Time |
Nickname |
Message |
11:00
🔗
|
Smiley |
jesus so many channels :P |
11:00
🔗
|
Smiley |
Right |
11:00
🔗
|
Smiley |
when you do collapse all items |
11:00
🔗
|
Smiley |
when a new item occurs |
11:00
🔗
|
Smiley |
it's not collapsed |
11:00
🔗
|
ersi |
Yeah, I've noticed that as well |
11:01
🔗
|
Smiley |
I can raise a bug if we want... |
11:01
🔗
|
Smiley |
I think it'd be pretty simple to fix <shrug> |
11:03
🔗
|
ersi |
Yeah, that'd be best.. I'm trying to remember where and when this was added |
11:03
🔗
|
ersi |
I believe it's in seesaw-kit |
11:04
🔗
|
ersi |
This is the addition of the feature https://github.com/ArchiveTeam/seesaw-kit/pull/18 |
11:04
🔗
|
ersi |
so seesaw-kit is the right project to file towards |
15:53
🔗
|
omf_ |
I think this is the best room to talk about scrapers again. |
15:53
🔗
|
omf_ |
So the one I have been building is coming along nicely |
15:53
🔗
|
omf_ |
I wanted to ask after the features |
15:55
🔗
|
omf_ |
On top of the basics that we get with wget here are the features I see the need for based on scraping different sites |
15:55
🔗
|
omf_ |
http://pastebin.com/xiXjZ4Kp |
15:58
🔗
|
omf_ |
The spider currently fetches pages in parallel, uses DNS caching for faster accesses and outputs a log file that could easily become a cdx file |
16:00
🔗
|
omf_ |
Of all the features the main feature I find important is that this spider can be started, stopped, crash and not lose data. It will resume cleanly. |
16:02
🔗
|
omf_ |
What do all of you see as the major problems with current crawling and fetching programs? |
16:06
🔗
|
sep332 |
the "One Terabyte of Kilobyte Age" blog has some complaints about the Geocities scrapes |
16:06
🔗
|
sep332 |
http://contemporary-home-computing.org/1tb/archives/3308 |
16:06
🔗
|
sep332 |
might be something to keep in mind? |
16:16
🔗
|
omf_ |
Ooh I will read that |
16:18
🔗
|
omf_ |
Yeah reading over my list, it is really short.

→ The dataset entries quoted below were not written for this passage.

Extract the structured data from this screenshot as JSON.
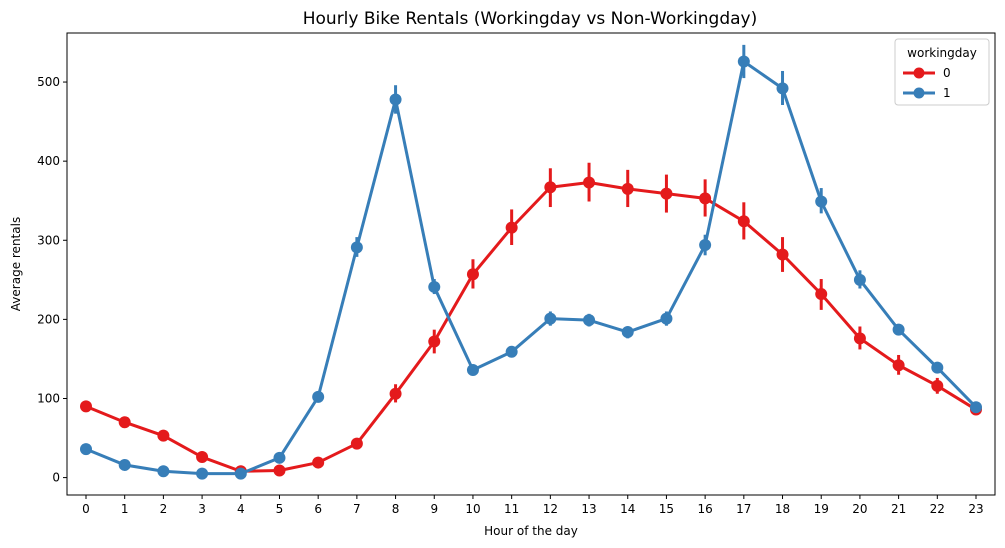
{
  "chart_data": {
    "type": "line",
    "title": "Hourly Bike Rentals (Workingday vs Non-Workingday)",
    "xlabel": "Hour of the day",
    "ylabel": "Average rentals",
    "categories": [
      "0",
      "1",
      "2",
      "3",
      "4",
      "5",
      "6",
      "7",
      "8",
      "9",
      "10",
      "11",
      "12",
      "13",
      "14",
      "15",
      "16",
      "17",
      "18",
      "19",
      "20",
      "21",
      "22",
      "23"
    ],
    "ylim": [
      -22,
      562
    ],
    "yticks": [
      0,
      100,
      200,
      300,
      400,
      500
    ],
    "grid": false,
    "legend": {
      "title": "workingday",
      "placement": "top-right"
    },
    "series": [
      {
        "name": "0",
        "color": "#e41a1c",
        "values": [
          90,
          70,
          53,
          26,
          8,
          9,
          19,
          43,
          106,
          172,
          257,
          316,
          367,
          373,
          365,
          359,
          353,
          324,
          282,
          232,
          176,
          142,
          116,
          86
        ],
        "err_low": [
          84,
          65,
          48,
          22,
          6,
          6,
          16,
          38,
          95,
          157,
          239,
          294,
          342,
          349,
          342,
          335,
          330,
          301,
          260,
          212,
          162,
          130,
          106,
          80
        ],
        "err_high": [
          97,
          75,
          58,
          30,
          11,
          12,
          23,
          48,
          118,
          187,
          276,
          339,
          391,
          398,
          389,
          383,
          377,
          348,
          304,
          251,
          191,
          155,
          126,
          92
        ]
      },
      {
        "name": "1",
        "color": "#377eb8",
        "values": [
          36,
          16,
          8,
          5,
          5,
          25,
          102,
          291,
          478,
          241,
          136,
          159,
          201,
          199,
          184,
          201,
          294,
          526,
          492,
          349,
          250,
          187,
          139,
          89
        ],
        "err_low": [
          33,
          14,
          7,
          4,
          4,
          23,
          97,
          279,
          460,
          232,
          131,
          152,
          192,
          191,
          176,
          192,
          281,
          505,
          471,
          334,
          239,
          180,
          133,
          85
        ],
        "err_high": [
          39,
          18,
          9,
          6,
          6,
          27,
          107,
          304,
          496,
          251,
          141,
          165,
          210,
          207,
          191,
          210,
          307,
          547,
          514,
          366,
          262,
          194,
          145,
          93
        ]
      }
    ]
  }
}
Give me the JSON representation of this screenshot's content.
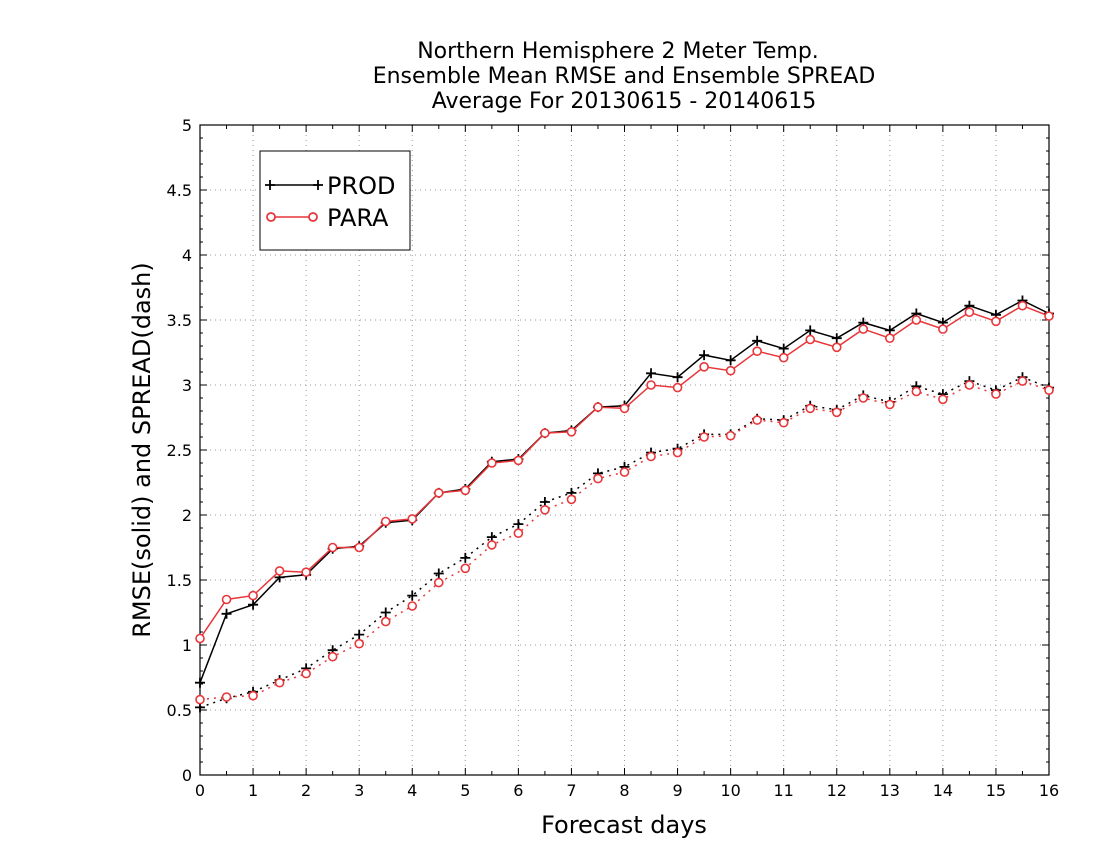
{
  "chart_data": {
    "type": "line",
    "title_lines": [
      "Northern Hemisphere 2 Meter Temp.",
      "Ensemble Mean RMSE and Ensemble SPREAD",
      "Average For 20130615 - 20140615"
    ],
    "xlabel": "Forecast days",
    "ylabel": "RMSE(solid) and SPREAD(dash)",
    "xlim": [
      0,
      16
    ],
    "ylim": [
      0,
      5
    ],
    "x_ticks": [
      "0",
      "1",
      "2",
      "3",
      "4",
      "5",
      "6",
      "7",
      "8",
      "9",
      "10",
      "11",
      "12",
      "13",
      "14",
      "15",
      "16"
    ],
    "y_ticks": [
      "0",
      "0.5",
      "1",
      "1.5",
      "2",
      "2.5",
      "3",
      "3.5",
      "4",
      "4.5",
      "5"
    ],
    "grid": true,
    "legend_position": "top-left",
    "legend": [
      {
        "label": "PROD",
        "color": "#000000",
        "marker": "plus"
      },
      {
        "label": "PARA",
        "color": "#e8363a",
        "marker": "circle"
      }
    ],
    "x": [
      0,
      0.5,
      1,
      1.5,
      2,
      2.5,
      3,
      3.5,
      4,
      4.5,
      5,
      5.5,
      6,
      6.5,
      7,
      7.5,
      8,
      8.5,
      9,
      9.5,
      10,
      10.5,
      11,
      11.5,
      12,
      12.5,
      13,
      13.5,
      14,
      14.5,
      15,
      15.5,
      16
    ],
    "series": [
      {
        "name": "PROD",
        "metric": "RMSE",
        "style": "solid",
        "color": "#000000",
        "marker": "plus",
        "values": [
          0.71,
          1.24,
          1.31,
          1.52,
          1.54,
          1.74,
          1.76,
          1.94,
          1.96,
          2.17,
          2.2,
          2.41,
          2.43,
          2.63,
          2.65,
          2.83,
          2.84,
          3.09,
          3.06,
          3.23,
          3.19,
          3.34,
          3.28,
          3.42,
          3.36,
          3.48,
          3.42,
          3.55,
          3.48,
          3.61,
          3.54,
          3.65,
          3.55
        ]
      },
      {
        "name": "PARA",
        "metric": "RMSE",
        "style": "solid",
        "color": "#e8363a",
        "marker": "circle",
        "values": [
          1.05,
          1.35,
          1.38,
          1.57,
          1.56,
          1.75,
          1.75,
          1.95,
          1.97,
          2.17,
          2.19,
          2.4,
          2.42,
          2.63,
          2.64,
          2.83,
          2.82,
          3.0,
          2.98,
          3.14,
          3.11,
          3.26,
          3.21,
          3.35,
          3.29,
          3.43,
          3.36,
          3.5,
          3.43,
          3.56,
          3.49,
          3.61,
          3.53
        ]
      },
      {
        "name": "PROD",
        "metric": "SPREAD",
        "style": "dash",
        "color": "#000000",
        "marker": "plus",
        "values": [
          0.52,
          0.59,
          0.64,
          0.73,
          0.82,
          0.96,
          1.08,
          1.25,
          1.38,
          1.55,
          1.67,
          1.83,
          1.93,
          2.1,
          2.17,
          2.32,
          2.37,
          2.48,
          2.51,
          2.62,
          2.62,
          2.74,
          2.73,
          2.84,
          2.81,
          2.92,
          2.87,
          2.99,
          2.93,
          3.03,
          2.96,
          3.06,
          2.98
        ]
      },
      {
        "name": "PARA",
        "metric": "SPREAD",
        "style": "dash",
        "color": "#e8363a",
        "marker": "circle",
        "values": [
          0.58,
          0.6,
          0.61,
          0.71,
          0.78,
          0.91,
          1.01,
          1.18,
          1.3,
          1.48,
          1.59,
          1.77,
          1.86,
          2.04,
          2.12,
          2.28,
          2.33,
          2.45,
          2.48,
          2.6,
          2.61,
          2.73,
          2.71,
          2.82,
          2.79,
          2.9,
          2.85,
          2.95,
          2.89,
          3.0,
          2.93,
          3.03,
          2.96
        ]
      }
    ]
  }
}
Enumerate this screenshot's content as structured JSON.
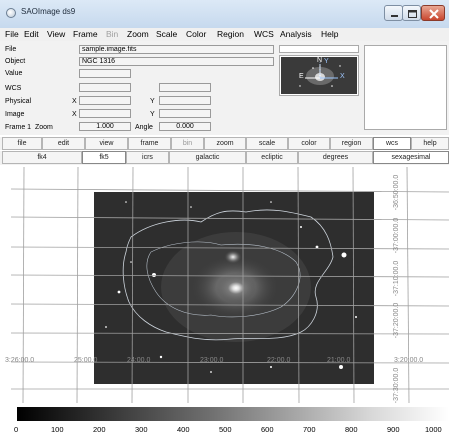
{
  "window": {
    "title": "SAOImage ds9"
  },
  "menubar": [
    "File",
    "Edit",
    "View",
    "Frame",
    "Bin",
    "Zoom",
    "Scale",
    "Color",
    "Region",
    "WCS",
    "Analysis",
    "Help"
  ],
  "info": {
    "file_label": "File",
    "file_value": "sample.image.fits",
    "object_label": "Object",
    "object_value": "NGC 1316",
    "value_label": "Value",
    "wcs_label": "WCS",
    "physical_label": "Physical",
    "image_label": "Image",
    "x_label": "X",
    "y_label": "Y",
    "frame_label": "Frame 1",
    "zoom_label": "Zoom",
    "zoom_value": "1.000",
    "angle_label": "Angle",
    "angle_value": "0.000"
  },
  "panner": {
    "n_label": "N",
    "e_label": "E",
    "x_label": "X",
    "y_label": "Y"
  },
  "buttonbar": [
    "file",
    "edit",
    "view",
    "frame",
    "bin",
    "zoom",
    "scale",
    "color",
    "region",
    "wcs",
    "help"
  ],
  "buttonbar_active": "wcs",
  "subbar": [
    "fk4",
    "fk5",
    "icrs",
    "galactic",
    "ecliptic",
    "degrees",
    "sexagesimal"
  ],
  "subbar_active": [
    "fk5",
    "sexagesimal"
  ],
  "grid_labels": {
    "x": [
      "3:26:00.0",
      "25:00.0",
      "24:00.0",
      "23:00.0",
      "22:00.0",
      "21:00.0",
      "3:20:00.0"
    ],
    "y": [
      "-36:50:00.0",
      "-37:00:00.0",
      "-37:10:00.0",
      "-37:20:00.0",
      "-37:30:00.0"
    ]
  },
  "colorbar": {
    "ticks": [
      "0",
      "100",
      "200",
      "300",
      "400",
      "500",
      "600",
      "700",
      "800",
      "900",
      "1000"
    ]
  },
  "colors": {
    "titlebar": "#c6d9ee",
    "panel": "#f2f2f2",
    "close": "#c8452e"
  }
}
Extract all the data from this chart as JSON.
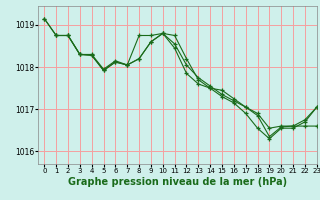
{
  "background_color": "#cff0eb",
  "grid_color": "#f5a0a0",
  "line_color": "#1a6b1a",
  "xlabel": "Graphe pression niveau de la mer (hPa)",
  "xlabel_fontsize": 7,
  "xlim": [
    -0.5,
    23
  ],
  "ylim": [
    1015.7,
    1019.45
  ],
  "yticks": [
    1016,
    1017,
    1018,
    1019
  ],
  "xticks": [
    0,
    1,
    2,
    3,
    4,
    5,
    6,
    7,
    8,
    9,
    10,
    11,
    12,
    13,
    14,
    15,
    16,
    17,
    18,
    19,
    20,
    21,
    22,
    23
  ],
  "series": [
    {
      "x": [
        0,
        1,
        2,
        3,
        4,
        5,
        6,
        7,
        8,
        9,
        10,
        11,
        12,
        13,
        14,
        15,
        16,
        17,
        18,
        19,
        20,
        21,
        22,
        23
      ],
      "y": [
        1019.15,
        1018.75,
        1018.75,
        1018.3,
        1018.3,
        1017.95,
        1018.15,
        1018.05,
        1018.75,
        1018.75,
        1018.8,
        1018.55,
        1018.05,
        1017.75,
        1017.55,
        1017.35,
        1017.2,
        1017.05,
        1016.9,
        1016.55,
        1016.6,
        1016.6,
        1016.75,
        1017.05
      ]
    },
    {
      "x": [
        0,
        1,
        2,
        3,
        4,
        5,
        6,
        7,
        8,
        9,
        10,
        11,
        12,
        13,
        14,
        15,
        16,
        17,
        18,
        19,
        20,
        21,
        22,
        23
      ],
      "y": [
        1019.15,
        1018.75,
        1018.75,
        1018.3,
        1018.28,
        1017.92,
        1018.12,
        1018.05,
        1018.2,
        1018.6,
        1018.8,
        1018.45,
        1017.85,
        1017.6,
        1017.5,
        1017.3,
        1017.15,
        1016.9,
        1016.55,
        1016.3,
        1016.55,
        1016.55,
        1016.7,
        1017.05
      ]
    },
    {
      "x": [
        1,
        2,
        3,
        4,
        5,
        6,
        7,
        8,
        9,
        10,
        11,
        12,
        13,
        14,
        15,
        16,
        17,
        18,
        19,
        20,
        21,
        22,
        23
      ],
      "y": [
        1018.75,
        1018.75,
        1018.3,
        1018.28,
        1017.92,
        1018.12,
        1018.05,
        1018.2,
        1018.6,
        1018.8,
        1018.75,
        1018.2,
        1017.7,
        1017.5,
        1017.45,
        1017.25,
        1017.05,
        1016.85,
        1016.35,
        1016.58,
        1016.6,
        1016.6,
        1016.6
      ]
    }
  ]
}
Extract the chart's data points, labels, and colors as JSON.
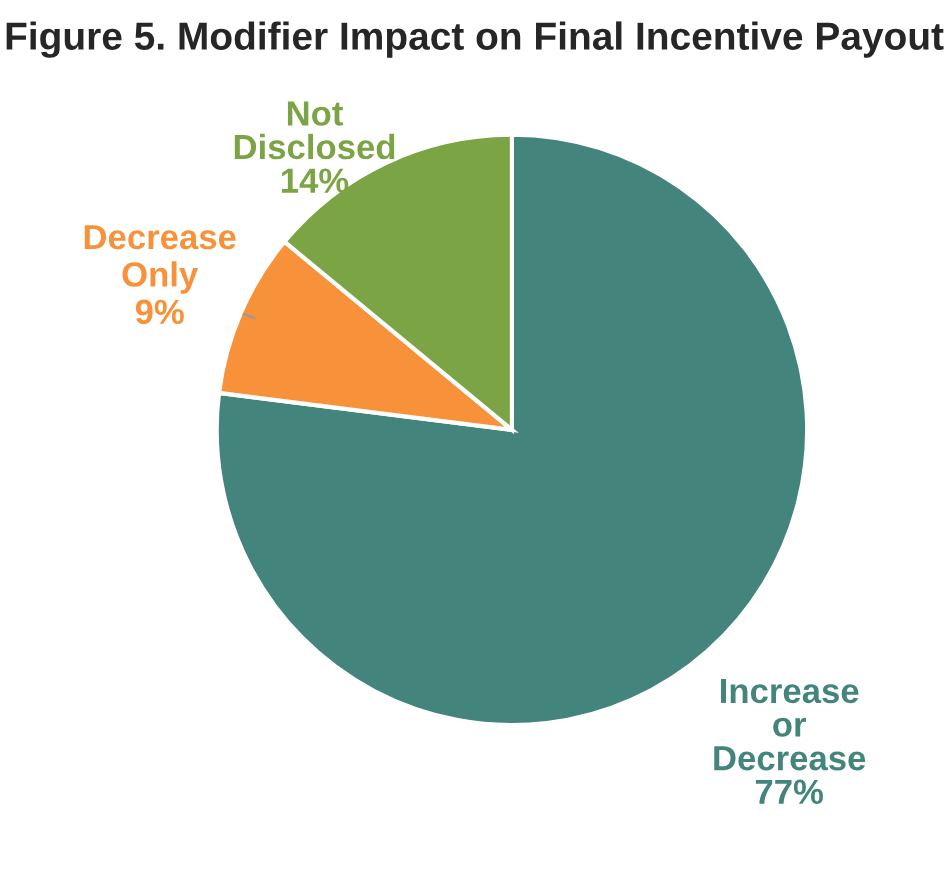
{
  "chart_data": {
    "type": "pie",
    "title": "Figure 5. Modifier Impact on Final Incentive Payout",
    "categories": [
      "Increase or Decrease",
      "Decrease Only",
      "Not Disclosed"
    ],
    "values": [
      77,
      9,
      14
    ],
    "value_labels": [
      "77%",
      "9%",
      "14%"
    ],
    "colors": [
      "#43857c",
      "#f7923a",
      "#7ba444"
    ],
    "legend": false
  }
}
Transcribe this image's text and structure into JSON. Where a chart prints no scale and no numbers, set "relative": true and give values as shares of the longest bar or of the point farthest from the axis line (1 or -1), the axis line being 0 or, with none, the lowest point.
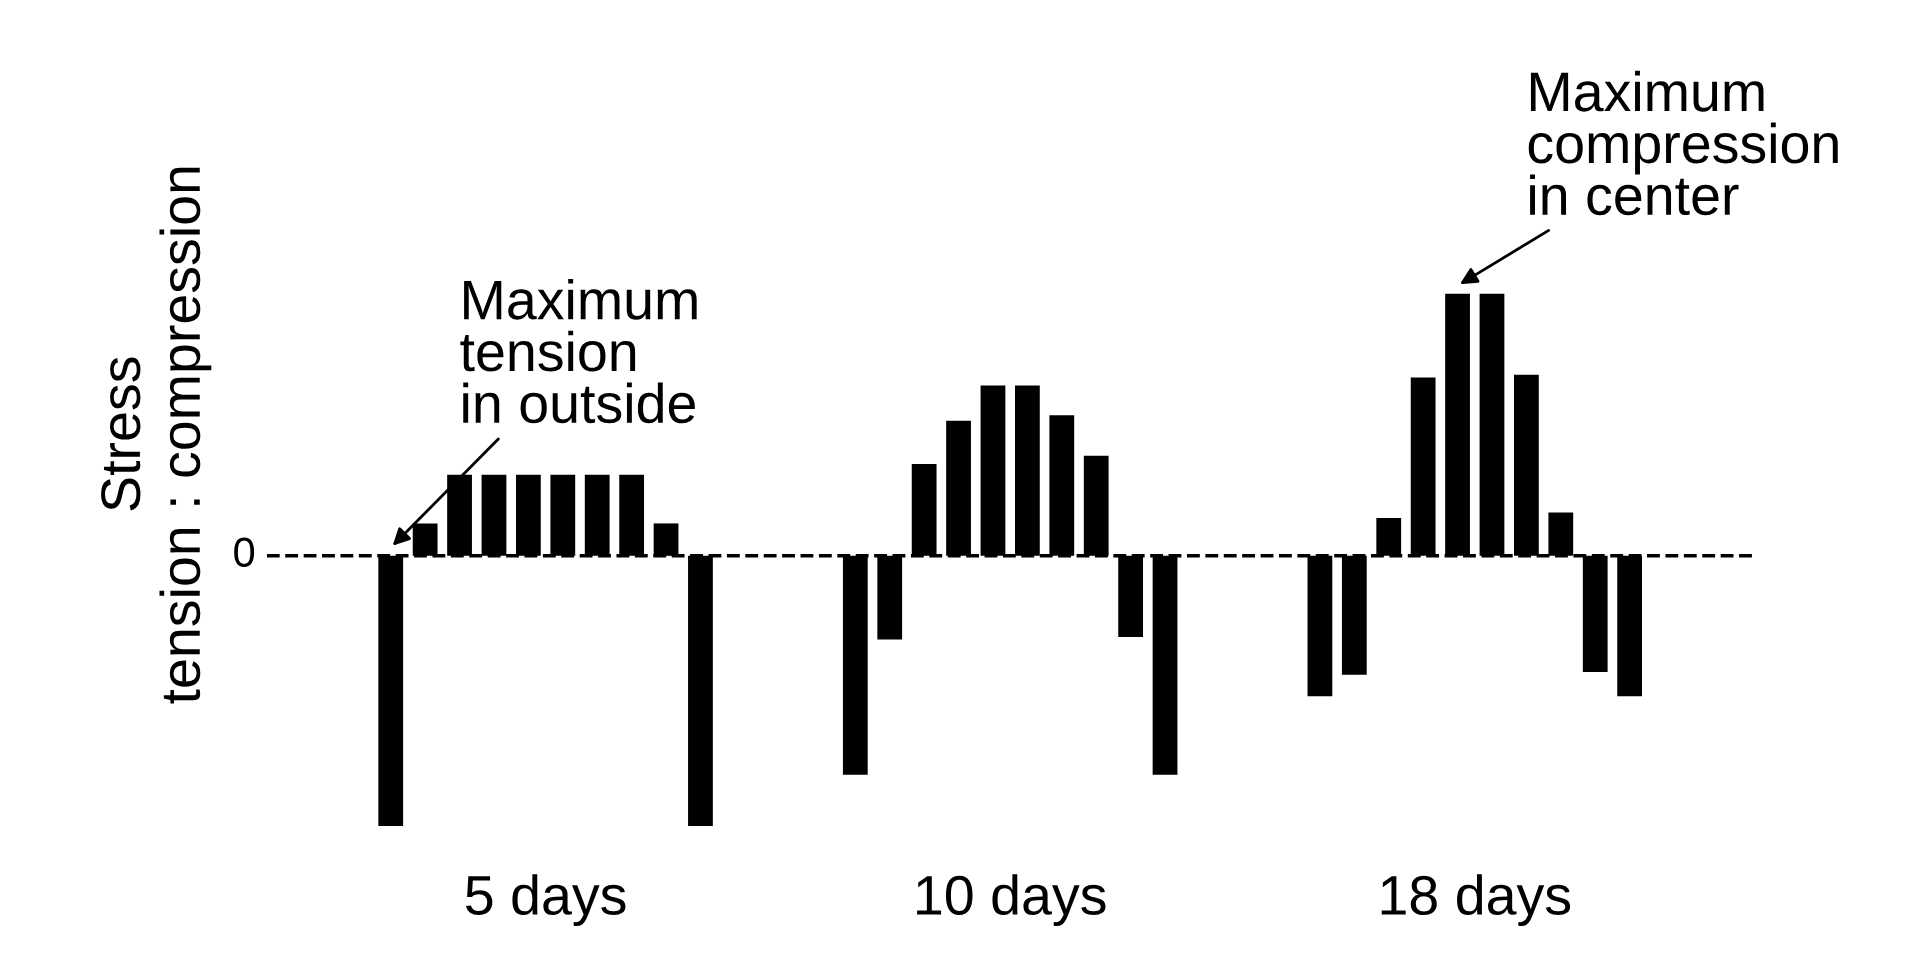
{
  "chart_data": {
    "type": "bar",
    "relative": true,
    "categories": [
      "5 days",
      "10 days",
      "18 days"
    ],
    "series": [
      {
        "color": "#000000",
        "values": [
          -1,
          -0.81,
          -0.52
        ]
      },
      {
        "color": "#000000",
        "values": [
          0.12,
          -0.31,
          -0.44
        ]
      },
      {
        "color": "#000000",
        "values": [
          0.3,
          0.34,
          0.14
        ]
      },
      {
        "color": "#000000",
        "values": [
          0.3,
          0.5,
          0.66
        ]
      },
      {
        "color": "#000000",
        "values": [
          0.3,
          0.63,
          0.97
        ]
      },
      {
        "color": "#000000",
        "values": [
          0.3,
          0.63,
          0.97
        ]
      },
      {
        "color": "#000000",
        "values": [
          0.3,
          0.52,
          0.67
        ]
      },
      {
        "color": "#000000",
        "values": [
          0.3,
          0.37,
          0.16
        ]
      },
      {
        "color": "#000000",
        "values": [
          0.12,
          -0.3,
          -0.43
        ]
      },
      {
        "color": "#000000",
        "values": [
          -1,
          -0.81,
          -0.52
        ]
      }
    ],
    "ylabel": "Stress\ntension : compression",
    "tick_labels": "x",
    "grid": false,
    "legend": false,
    "ref_lines": [
      {
        "axis": "y",
        "value": 0,
        "label": "0",
        "line_style": "dashed",
        "color": "#000000"
      }
    ],
    "annotations": [
      "Maximum\ntension\nin outside",
      "Maximum\ncompression\nin center"
    ]
  }
}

Many of the features it already has I just left off |
16:19
🔗
|
omf_ |
Like user agent rotation based on time or number of uses |
16:20
🔗
|
omf_ |
Support for IP address binding |
16:21
🔗
|
omf_ |
I spend more time writing and testing the thing then writing the specification for it. |
16:22
🔗
|
omf_ |
Like the fetch code uses libcurl for speed |
16:22
🔗
|
omf_ |
and LibXML as the html parser because it is the fastest thing out there in the open source world |
16:24
🔗
|
omf_ |
The fastest xml/html library is the Microsoft one. Great if you are windows |
23:54
🔗
|
omf_ |
Can we update this so the old projects are off the list? http://zeppelin.xrtc.net/corp.xrtc.net/shilling.corp.xrtc.net/index.html |
23:57
🔗
|
omf_ |
Just to verify I was reading this https://github.com/ArchiveTeam/universal-tracker |
23:57
🔗
|
omf_ |
Can the list be as simple as a list of large files |
23:58
🔗
|
omf_ |
I think it should work since this gets broken down and fed to wget |